Le dernier en date est lié à ce décret présidentiel accordant une délégation permanente de signature à Ferdinand Ngoh Ngoh. La pratique a beau ne pas être l’apanage du Cameroun et constituer un privilège accordé à tous les Sg/Pr depuis le magistère d’Ahmadou Ahidjo, rien n’y fait. Comme il s’agit de Ferdinand Ngoh Ngoh, une pratique courante devient une affaire d’Etat. Le scandale le plus retentissant de ce début de septennat. C’est du moins ce que soutient par exemple Jean Robert Wafo du Sdf: « La polémique sur la délégation permanente de signature a été hautement utile pour la République puisqu’elle nous a permis de faire connaissance de l’article 3 dudit décret qui est potentiellement explosif dans le fonctionnement de la hiérarchie de l’État et évidemment en cas de vacances non officielles du pouvoir.

Sapeurs-pompiers

Quelle est cette administration où c’est le collaborateur qui discrimine lui-même les affaires qu’il estime opportun de réserver à la signature de son patron et non l’inverse? Les apprentis sapeurs-pompiers auraient mieux fait de rester calmes plutôt que d’exhumer les différents décrets relatifs à la délégation permanente de signature. C’est extrêmement grave. Plus grave qu’avant la publication de l’entièreté dudit décret.» Ceux qui ont exhumé ce décret sont guidés par la volonté d’instrumentaliser l’opinion publique en lui faisant croire que « le véritable président de la République du Cameroun est le secrétaire général de la présidence de la République en fonction.»

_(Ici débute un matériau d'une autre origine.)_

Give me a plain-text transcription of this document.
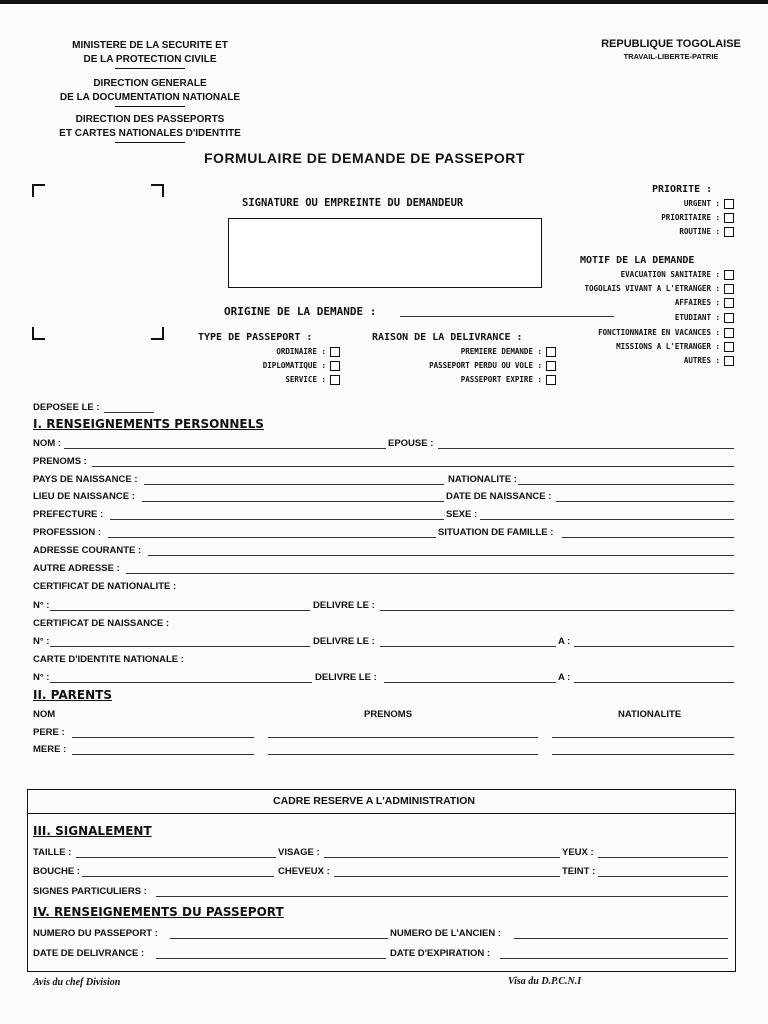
MINISTERE DE LA SECURITE ET
DE LA PROTECTION CIVILE
DIRECTION GENERALE
DE LA DOCUMENTATION NATIONALE
DIRECTION DES PASSEPORTS
ET CARTES NATIONALES D'IDENTITE
REPUBLIQUE TOGOLAISE
TRAVAIL-LIBERTE-PATRIE
FORMULAIRE DE DEMANDE DE PASSEPORT
SIGNATURE OU EMPREINTE DU DEMANDEUR
ORIGINE DE LA DEMANDE :
PRIORITE :
URGENT :
PRIORITAIRE :
ROUTINE :
MOTIF DE LA DEMANDE
EVACUATION SANITAIRE :
TOGOLAIS VIVANT A L'ETRANGER :
AFFAIRES :
ETUDIANT :
FONCTIONNAIRE EN VACANCES :
MISSIONS A L'ETRANGER :
AUTRES :
TYPE DE PASSEPORT :
ORDINAIRE :
DIPLOMATIQUE :
SERVICE :
RAISON DE LA DELIVRANCE :
PREMIERE DEMANDE :
PASSEPORT PERDU OU VOLE :
PASSEPORT EXPIRE :
DEPOSEE LE :
I. RENSEIGNEMENTS PERSONNELS
NOM :	EPOUSE :
PRENOMS :
PAYS DE NAISSANCE :	NATIONALITE :
LIEU DE NAISSANCE :	DATE DE NAISSANCE :
PREFECTURE :	SEXE :
PROFESSION :	SITUATION DE FAMILLE :
ADRESSE COURANTE :
AUTRE ADRESSE :
CERTIFICAT DE NATIONALITE :
N° :	DELIVRE LE :
CERTIFICAT DE NAISSANCE :
N° :	DELIVRE LE :	A :
CARTE D'IDENTITE NATIONALE :
N° :	DELIVRE LE :	A :
II. PARENTS
NOM	PRENOMS	NATIONALITE
PERE :
MERE :
CADRE RESERVE A L'ADMINISTRATION
III. SIGNALEMENT
TAILLE :	VISAGE :	YEUX :
BOUCHE :	CHEVEUX :	TEINT :
SIGNES PARTICULIERS :
IV. RENSEIGNEMENTS DU PASSEPORT
NUMERO DU PASSEPORT :	NUMERO DE L'ANCIEN :
DATE DE DELIVRANCE :	DATE D'EXPIRATION :
Avis du chef Division	Visa du D.P.C.N.I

Ce dernier hante tellement les ambitieux du camp présidentiel et ceux qui manœuvrent inlassablement pour l’effondrement du pouvoir de Paul Biya qu’il est devenu leur cible permanente. Il y a quelques semaines, ils ont vu la main de Ferdinand Ngoh Ngoh derrière l’interpellation et l’emprisonnement de Edgar Alain Mebe Ngo’o. Or, rappelle une source, « tous ceux qui suivent de près l’opération Epervier savent bien que le président de la République est son principal pilote. Surtout quand il s’agit d’un ancien directeur du cabinet civil, délégué général à la Sûreté nationale et ministre délégué à la présidence chargé de la Défense. Paul Biya ne peut laisser le soin à un collaborateur, fut-il le plus proche, de décider du sort d’une telle personnalité», souffle un membre influent du sérail.

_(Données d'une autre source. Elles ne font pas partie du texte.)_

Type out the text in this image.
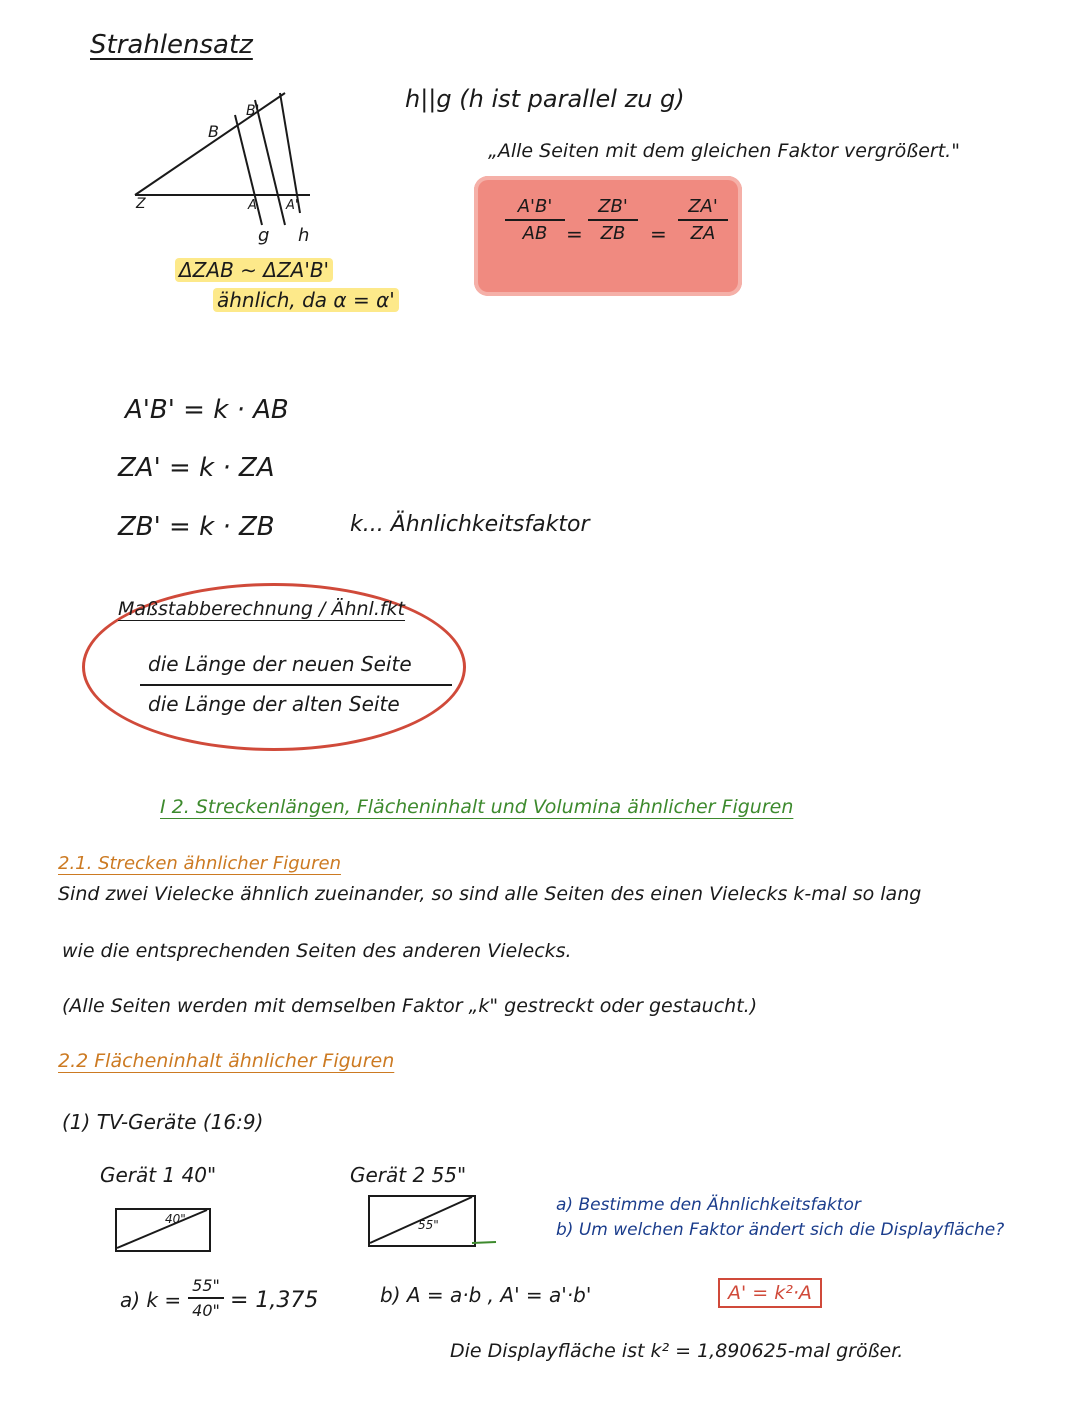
Strahlensatz
B
B'
Z	A A'
g h
ΔZAB ∼ ΔZA'B'
ähnlich, da α = α'
h||g (h ist parallel zu g)
„Alle Seiten mit dem gleichen Faktor vergrößert."
A'B'
AB =
ZB'
ZB	=
ZA'
ZA
A'B' = k · AB
ZA' = k · ZA
ZB' = k · ZB	k... Ähnlichkeitsfaktor
Maßstabberechnung / Ähnl.fkt
die Länge der neuen Seite
die Länge der alten Seite
I 2. Streckenlängen, Flächeninhalt und Volumina ähnlicher Figuren
2.1. Strecken ähnlicher Figuren
Sind zwei Vielecke ähnlich zueinander, so sind alle Seiten des einen Vielecks k-mal so lang
wie die entsprechenden Seiten des anderen Vielecks.
(Alle Seiten werden mit demselben Faktor „k" gestreckt oder gestaucht.)
2.2 Flächeninhalt ähnlicher Figuren
(1) TV-Geräte (16:9)
Gerät 1 40"
40"
Gerät 2 55"
55"
a) Bestimme den Ähnlichkeitsfaktor
b) Um welchen Faktor ändert sich die Displayfläche?
a) k =
55"
40" = 1,375	b) A = a·b , A' = a'·b'	A' = k²·A
Die Displayfläche ist k² = 1,890625-mal größer.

Qui réfute également l’hypothèse que le gouvernement du 4 janvier 2019 a été en réalité formé par le ministre d’Etat, secrétaire général de la présidence de la République. Comme toute machination est loin d’être parfaite, les mêmes ayant injecté cette idée au sein de l’opinion soutiendront plus tard, au risque de se contredire, que Paul Biya a roulé les Occidentaux dans la farine, eux à qui le président de la République aurait fait la promesse au sortir de l’élection présidentielle du 7 octobre de se séparer de tous les vieux caciques de son camp. A la veille de la formation de l’actuel gouvernement, les félons tapis dans le camp présidentiel et jamais à court de manœuvres souterraines agitent de prétendues malversations dans les projets de la Can dans l’espoir d’obtenir la tête de Ferdinand Ngoh Ngoh, présenté comme le cœur du scandale.

Ce qu’ils ignorent, c’est que chaque projet, avant l’attribution du marché à l’entreprise adjudicataire, a reçu l’accord du président de la République. C’est dans ce contexte que des liens de collusions imaginaires lui sont prêtés avec le constructeur américain d’origine camerounaise Ben Modo. L’attribution de certains marchés de la Can à Garoua à Prime Potomac est brandie comme preuve contre lui par ses détracteurs que les visites de chantiers de l’ambassadeur des Etats-Unis au Cameroun à Garoua et les démentis de Ben Modo n’ont pas découragé. A preuve, les travaux ont subi un arrêt de cinq mois du fait de certains membres du gouvernement qui ont multiplié des blocages administratifs tantôt pour le retrait des marchés à Prime Potomac à tantôt pour en empêcher la livraison.

Comme pour montrer qu’il connaît parfaitement ses collaborateurs, en janvier 2019, Paul Biya a fait du plus proche d’entre eux ministre d’Etat. Une victoire pour Ferdinand Ngoh Ngoh, qui s’est juré fidélité et loyauté à son patron.